The single was released in multiple editions, including two limited editions (CD+DVD/Blu-ray), a regular edition, and several retailer-exclusive versions, each featuring different cover artwork and bonus content. The regular edition includes "Yume Watashi", a song originally performed during the group's Kansai Johnny's Jr. era, which was also used as the theme song for the 2021 ABC Summer High School Baseball broadcast and Nettō Kōshien.

The music video for "Ubu Love", directed by Mai Sakai, was released on October 19, 2021. It depicts the members working at a gas station and falling in love at first sight, expressing youthful romance through dance performance. Promotional campaigns for the song included user-participation dance challenges on YouTube Shorts and TikTok. The song gained significant traction on TikTok, surpassing 500 million total views within 37 days, setting a record among domestic artists.

To commemorate the release, an online live streaming event for CD purchasers was held on December 25, 2021. The song later won the Best Drama Song award at the 110th Television Drama Academy Awards. It was also performed at the 73rd NHK Kōhaku Uta Gassen in 2022.

In December 2023, the music video surpassed 100 million views on YouTube, marking a major milestone for the group. In February 2026, the song exceeded 100 million cumulative streams on Oricon, becoming the group's first work to reach this milestone.

== Commercial performance ==

"Ubu Love" debuted at number one on the Oricon Weekly Singles Chart dated November 22, 2021, selling 706,000 copies in its first week. It became the best-selling debut single of the year in Japan.
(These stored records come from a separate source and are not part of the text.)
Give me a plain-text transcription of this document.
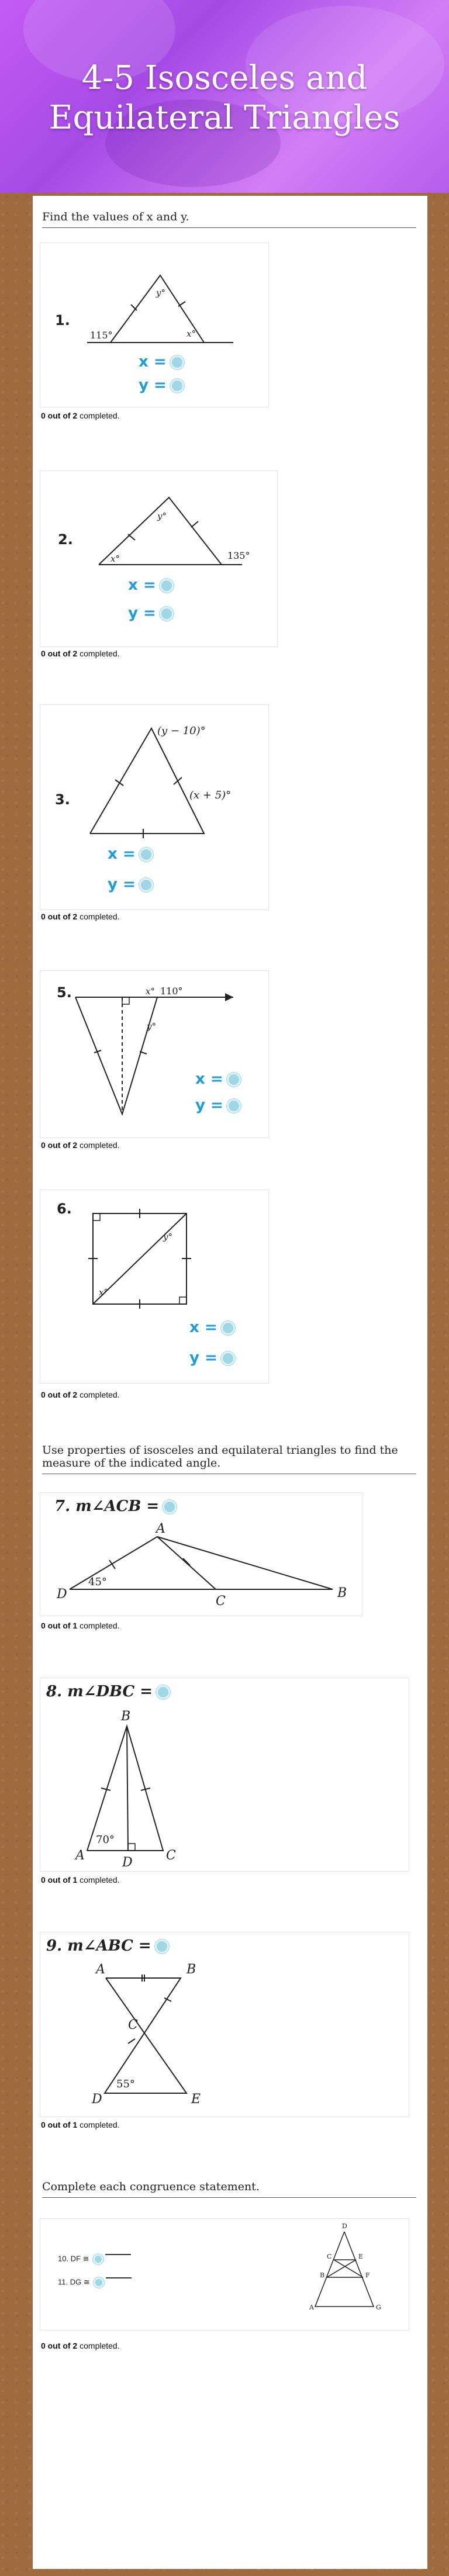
4-5 Isosceles and
Equilateral Triangles
Find the values of x and y.
1.
115°	x°
y°
x =
y =
0 out of 2 completed.
2.
x°
y°
135°
x =
y =
0 out of 2 completed.
3.
(y − 10)°
(x + 5)°
x =
y =
0 out of 2 completed.
5.	x° 110°
y°
x =
y =
0 out of 2 completed.
6.
y°
x°
x =
y =
0 out of 2 completed.
Use properties of isosceles and equilateral triangles to find the measure of the indicated angle.
7. m∠ACB =
A
B
C
D
45°
0 out of 1 completed.
8. m∠DBC =
B
A	C
D
70°
0 out of 1 completed.
9. m∠ABC =
A	B
C
D	E
55°
0 out of 1 completed.
Complete each congruence statement.
10. DF ≅
11. DG ≅
D
C	E
B	F
A	G
0 out of 2 completed.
On Billboard Japan, the single sold 632,655 copies in its first week and topped both the Top Singles Sales chart and the Japan Hot 100. It remained at number one on the Japan Hot 100 for two consecutive weeks, outperforming competing releases including "Mirai e/ReBorn" by NEWS.

The single also achieved strong performance across multiple platforms, including topping the Oricon monthly singles chart for November 2021 and ranking third on the Oricon Year-end Singles Chart of 2021. On Billboard Japan, it ranked sixth on the year-end Top Singles Sales chart.

In January 2022, the single returned to number one on both the Oricon Weekly Singles Chart and Billboard Japan Top Singles Sales chart.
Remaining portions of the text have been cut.